On the site is a picnic area, baseball field, soccer field, basketball courts, a football field, an indoor gym, indoor tennis courts and two pools. Sports programs make use of these fields and also include street hockey, softball for girls, volleyball and flag football for ages 5 to 15. Other programs include an after-school club, arts & crafts, dance lessons, piano lessons, reading programs and tutoring.
Henry Doyle, program director for Culver-Slauson Recreation Center at 5070 Slauson Ave., said, “We’re continuing our summer camp that we’ve had in the past [and] we’re continuing some of our other programs. We are aware that there will be tons of kids, and we are going to work with them to the best of our ability … Right now we are trying to address the issue as it comes.”

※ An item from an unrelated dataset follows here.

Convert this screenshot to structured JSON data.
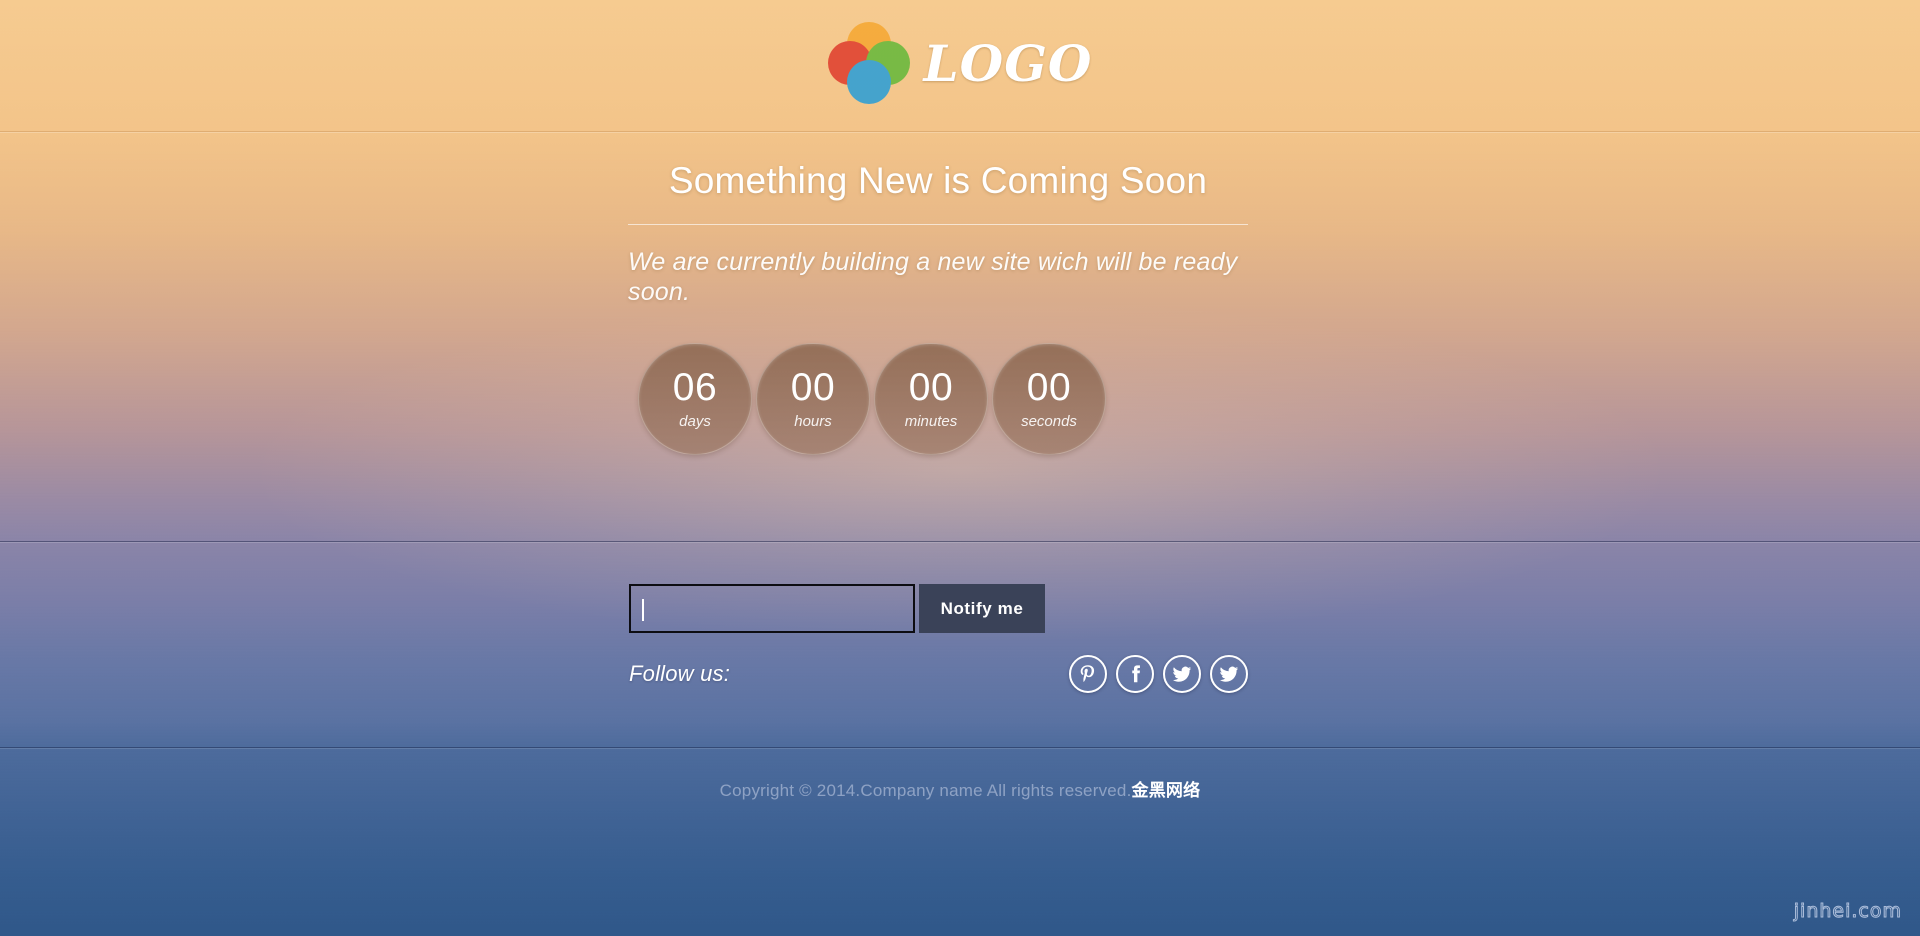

His facility’s summer camp, said Boyle, gets about 60 -70 youth on average; but due to budget cuts and layoffs, those numbers may drop by half. “We will not be able to accommodate all of those kids like we did in the past as far as the camping situation,” he said, “but we will have kids.”
Baldwin Hills Recreation Center, 5401 Highlight Place, serves a number of LAUSD students from Baldwin Hills Elementary School over the summer, said a representative. On average, they take roughly 60 youth or more, but “we already have a lot of kids,” said the representative, and the center is not sure how many more they will be able to accommodate.
The site features barbecue pits, a baseball diamond, indoor and outdoor basketball courts, a children’s play area, a football field, indoor gym and a picnic area. Special features include classrooms, a gymnasium and two kitchens. Sport programs include baseball, basketball and football. Other programs include an after school club, child care, and youth camps.
Mark Dantzler, program director of the Challengers Boys and Girls Club, 5029 S. Vermont Ave., said the popular center’s final enrollment date for the summer is June 15, but “it’s already full, so you can’t even get in now.”
Over the summer they see between 300-400 kids ages 6-17, many of whom are LAUSD students. The center only enrolls approximately 60 families over the summer. Enrollment cost $75 and is good for one year. Programs include character and leadership development, education and career development, health and life skills, the arts and sports, fitness and recreation. Special programs include teen technology, nutrition, physical activity, home economics, “where the kids learn how to cook and sew and wash and fold clothes, which is a life skills program.”